Entre 2009 et 2015, et selon les chiffres du ministère de la santé, le nombre de décès imputés au paludisme a chuté de 50%, ce qui correspond à environ des millions de vies sauvées.

Baisse considérable des cas, et des décès, avancées significatives dans la lutte anti-vectorielle en 6 ans. Et l’on apprend, par des chiffres communiqués par le ministre de la Santé que le paludisme tue de moins en moins au Sénégal. Depuis 2009 la maladie a chuté de 50% avec une prévalence qui est passée de 3% à 2,1%. C’est la révélation faite, hier, par Eva Marie Coll Seck lors du lancement du Pacte d’engagement des députés dans la lutte contre le paludisme. Un chiffre qui correspond à des millions de personnes sauvée. Ainsi, en 2015, plus 492.0000cas de paludisme ont été confirmés au Sénégal, pour près de 500 décès. Cela, principalement dans les régions de Tambacounda et Kaolack qui enregistrent les plus forts taux avec, respectivement, 23%, 7% en 2008 et 0,3% au Centre et 5,9%». La couverture universelle en moustiquaires imprégnés à longue durée d’action (Milda) a beaucoup contribué à cette performance.
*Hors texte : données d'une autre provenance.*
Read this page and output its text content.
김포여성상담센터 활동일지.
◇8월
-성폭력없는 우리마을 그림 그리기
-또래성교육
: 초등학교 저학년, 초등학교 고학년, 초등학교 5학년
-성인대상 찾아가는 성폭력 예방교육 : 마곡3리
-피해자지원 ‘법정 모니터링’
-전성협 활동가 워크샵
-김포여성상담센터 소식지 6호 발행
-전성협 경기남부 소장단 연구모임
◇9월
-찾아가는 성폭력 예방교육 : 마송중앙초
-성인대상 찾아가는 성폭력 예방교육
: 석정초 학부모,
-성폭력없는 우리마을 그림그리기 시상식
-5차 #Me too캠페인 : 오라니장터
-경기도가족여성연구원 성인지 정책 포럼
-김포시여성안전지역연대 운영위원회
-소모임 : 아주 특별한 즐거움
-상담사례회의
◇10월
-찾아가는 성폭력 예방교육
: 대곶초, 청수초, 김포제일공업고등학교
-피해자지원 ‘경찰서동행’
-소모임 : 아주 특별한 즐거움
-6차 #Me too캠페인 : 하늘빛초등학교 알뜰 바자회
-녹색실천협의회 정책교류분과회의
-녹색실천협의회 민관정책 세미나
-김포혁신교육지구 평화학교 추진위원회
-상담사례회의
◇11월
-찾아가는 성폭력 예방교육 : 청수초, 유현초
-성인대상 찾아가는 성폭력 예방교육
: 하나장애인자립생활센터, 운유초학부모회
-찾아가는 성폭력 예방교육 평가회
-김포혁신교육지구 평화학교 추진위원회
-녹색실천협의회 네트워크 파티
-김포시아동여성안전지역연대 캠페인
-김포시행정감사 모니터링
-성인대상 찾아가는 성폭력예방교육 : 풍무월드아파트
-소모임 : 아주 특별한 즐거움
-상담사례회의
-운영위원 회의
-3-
Une stratégie de campagne de distribution gratuite de moustiquaires imprégnées à longue durée d’action (Milda)a visé toutes les couches de la population selon l’approche par ménage et permis de distribuer 8.736.480 Milda touchant ainsi plus de 900 mille ménages dont ceux des couches les plus pauvres, a souligné le ministre de la santé devant les députés. En plus des 14 millions de Milda distribuées en 2014, plus de 8 millions de moustiquaires seront mis à la disposition des populations en 2016. Mais que l’on ne s’y trompe pas, le chemin à parcourir est encore long alors que la résistance aux médicaments se développe et que les insecticides montrent moins d’efficacité, a averti le ministre de la santé et de l’Action sociale. C’est pourquoi, a poursuivi le ministre, le Sénégal a l’ambition d’aller vers la pré-élimination du paludisme d’ici à 2020. Aujourd’hui, plus que jamais, il nous faut renforcer les acquis par la mise à l’échelle des interventions à efficacité prouvée recommandées par l’OMS. Toutefois des défis demeurent encore, notamment l’accès universel aux interventions majeures que sont le diagnostic par les tests de diagnostic rapide (TDR) et le traitement par les combinaisons thérapeutiques à base d’Artémisinine (CTA) jusqu’au niveau communautaire.